On September 27, Chocolate Milk Day, I posted that Chocolate Milk tastes great with a pinch of salt. It makes a big difference in bringing out the flavor of the chocolate.
Today I couldn't help but post the Borden Vintage Ad for Chocolate Milk (Chocolate Drink) that could be served both hot and cold, but it's nothing like the following recipe for Nicaraguan Chocolate Milk!
Want to try something different? This is Myriam Paiz's recipe for Nicaraguan Chocolate Milk that appeared in the April 1994 issue of Sunset. Rice gives the drink body and that with freshly roasted cocoa beans-- chocolate in a more elemental form--adds a fresh, complex flavor. Add to that some cinnamon, and there's a subtle spiciness.
Nicaraguan Chocolate Milk (Orchata de cacao)
1 1/2 cups long-grain white rice
2 cups (about 2/3 lb.) cocoa beans
4 cups water
3 cinnamon sticks (each about 3 in.), broken into 1-inch pieces
8 cups whole, low-fat, or nonfat milk
1 1/2 tablespoons vanilla
1 cup sugar
1. Place rice in a bowl, cover with cool water, and let stand to soften somewhat, to 24 hours; drain.
2. Place beans in a 9-inch metal baking dish. Bake in 500 degree oven 5 minutes. Shake beans. Continue to bake until beans smoke and some skins have split, 5 to 8 minutes longer.
3. In a blender, place half the rice, cocoa beans, water, and cinnamon. Whirl until ingredients are very finely pureed.
4. Place a large, fine strainer over a bowl; pour cocoa mixture into strainer and stir to extract liquid.
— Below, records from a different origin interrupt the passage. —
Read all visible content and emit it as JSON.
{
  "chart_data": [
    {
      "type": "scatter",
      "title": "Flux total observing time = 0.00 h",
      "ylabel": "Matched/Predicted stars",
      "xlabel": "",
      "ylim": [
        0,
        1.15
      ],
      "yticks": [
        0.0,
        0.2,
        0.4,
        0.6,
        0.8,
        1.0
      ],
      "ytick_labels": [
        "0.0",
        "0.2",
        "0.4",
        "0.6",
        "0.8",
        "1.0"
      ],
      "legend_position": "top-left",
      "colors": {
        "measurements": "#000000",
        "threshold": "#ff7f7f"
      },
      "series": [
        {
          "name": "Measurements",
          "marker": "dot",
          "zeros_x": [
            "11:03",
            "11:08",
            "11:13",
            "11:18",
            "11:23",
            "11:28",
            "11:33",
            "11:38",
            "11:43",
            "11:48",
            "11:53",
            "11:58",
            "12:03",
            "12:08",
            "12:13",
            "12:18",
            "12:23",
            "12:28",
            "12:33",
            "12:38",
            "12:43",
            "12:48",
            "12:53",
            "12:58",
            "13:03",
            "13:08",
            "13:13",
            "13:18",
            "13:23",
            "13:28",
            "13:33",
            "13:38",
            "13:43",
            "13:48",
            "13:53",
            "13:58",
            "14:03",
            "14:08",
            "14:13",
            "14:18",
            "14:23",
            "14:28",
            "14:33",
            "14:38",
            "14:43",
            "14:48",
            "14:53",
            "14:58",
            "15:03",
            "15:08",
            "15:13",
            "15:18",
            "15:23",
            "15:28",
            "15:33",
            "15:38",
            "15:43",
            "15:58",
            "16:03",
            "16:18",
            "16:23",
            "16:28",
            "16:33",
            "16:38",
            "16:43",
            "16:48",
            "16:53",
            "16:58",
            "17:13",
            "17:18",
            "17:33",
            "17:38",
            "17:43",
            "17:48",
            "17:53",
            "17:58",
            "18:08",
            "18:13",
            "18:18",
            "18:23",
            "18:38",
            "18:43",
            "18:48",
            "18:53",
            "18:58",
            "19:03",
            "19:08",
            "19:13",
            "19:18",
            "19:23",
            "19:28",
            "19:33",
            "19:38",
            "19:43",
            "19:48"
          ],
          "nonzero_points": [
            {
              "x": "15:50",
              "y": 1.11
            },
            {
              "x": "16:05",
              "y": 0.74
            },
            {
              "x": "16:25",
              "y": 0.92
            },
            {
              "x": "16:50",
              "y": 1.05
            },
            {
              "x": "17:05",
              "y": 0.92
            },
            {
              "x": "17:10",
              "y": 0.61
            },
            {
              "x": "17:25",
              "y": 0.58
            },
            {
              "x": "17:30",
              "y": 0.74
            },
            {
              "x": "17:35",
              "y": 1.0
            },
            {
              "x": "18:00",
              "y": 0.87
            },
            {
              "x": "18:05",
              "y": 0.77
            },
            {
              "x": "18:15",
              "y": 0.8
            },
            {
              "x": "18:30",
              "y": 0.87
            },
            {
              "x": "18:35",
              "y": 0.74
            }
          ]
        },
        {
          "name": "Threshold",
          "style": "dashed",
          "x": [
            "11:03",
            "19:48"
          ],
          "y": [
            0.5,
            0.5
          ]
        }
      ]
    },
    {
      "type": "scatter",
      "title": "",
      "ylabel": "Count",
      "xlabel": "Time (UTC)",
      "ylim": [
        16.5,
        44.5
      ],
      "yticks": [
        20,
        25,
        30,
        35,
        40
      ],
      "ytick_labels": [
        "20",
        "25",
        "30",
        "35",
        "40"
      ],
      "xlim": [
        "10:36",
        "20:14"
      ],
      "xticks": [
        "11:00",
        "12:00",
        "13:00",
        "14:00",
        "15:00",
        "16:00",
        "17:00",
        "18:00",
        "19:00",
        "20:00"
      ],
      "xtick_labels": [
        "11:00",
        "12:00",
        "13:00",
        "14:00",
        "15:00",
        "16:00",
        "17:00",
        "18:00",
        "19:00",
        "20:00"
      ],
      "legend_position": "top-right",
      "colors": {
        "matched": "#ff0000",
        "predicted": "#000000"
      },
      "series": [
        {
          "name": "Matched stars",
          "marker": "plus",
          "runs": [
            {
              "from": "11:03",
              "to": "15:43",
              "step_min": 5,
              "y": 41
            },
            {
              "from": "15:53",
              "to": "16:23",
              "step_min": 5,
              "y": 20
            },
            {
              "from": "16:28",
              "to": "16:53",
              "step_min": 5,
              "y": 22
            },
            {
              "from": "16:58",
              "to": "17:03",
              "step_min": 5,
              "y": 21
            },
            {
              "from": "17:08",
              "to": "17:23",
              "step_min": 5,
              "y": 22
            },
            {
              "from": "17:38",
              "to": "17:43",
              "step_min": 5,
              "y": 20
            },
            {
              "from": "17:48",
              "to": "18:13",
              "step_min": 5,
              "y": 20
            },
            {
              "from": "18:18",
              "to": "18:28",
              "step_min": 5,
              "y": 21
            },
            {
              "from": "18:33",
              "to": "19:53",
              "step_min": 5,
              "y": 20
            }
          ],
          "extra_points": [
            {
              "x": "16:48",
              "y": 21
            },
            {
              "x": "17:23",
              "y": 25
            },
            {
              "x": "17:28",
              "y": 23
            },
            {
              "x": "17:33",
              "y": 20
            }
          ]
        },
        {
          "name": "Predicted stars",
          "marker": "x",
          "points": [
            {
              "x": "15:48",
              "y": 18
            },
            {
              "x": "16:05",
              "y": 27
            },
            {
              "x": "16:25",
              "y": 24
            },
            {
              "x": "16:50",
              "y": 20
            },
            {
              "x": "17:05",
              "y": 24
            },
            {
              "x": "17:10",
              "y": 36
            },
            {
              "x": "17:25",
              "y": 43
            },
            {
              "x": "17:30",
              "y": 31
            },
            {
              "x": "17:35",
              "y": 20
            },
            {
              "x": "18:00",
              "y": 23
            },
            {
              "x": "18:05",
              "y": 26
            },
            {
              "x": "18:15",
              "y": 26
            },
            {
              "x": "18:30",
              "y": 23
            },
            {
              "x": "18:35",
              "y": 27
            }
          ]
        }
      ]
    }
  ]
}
Discard residue. Repeat with remaining rice, cocoa, water, and cinnamon.
5. Rinse strainer, then line with a double thickness of damp cheesecloth. Pour cocoa liquid through strainer into a bowl, stirring to extract all liquid; discard residue.
6. To cocoa liquid, add milk, vanilla, and sugar; stir until sugar dissolves. Serve plain or over ice. If making ahead, chill, covered, up to 3 days. Stir to serve Makes about 10 1/2 cups, 10 servings.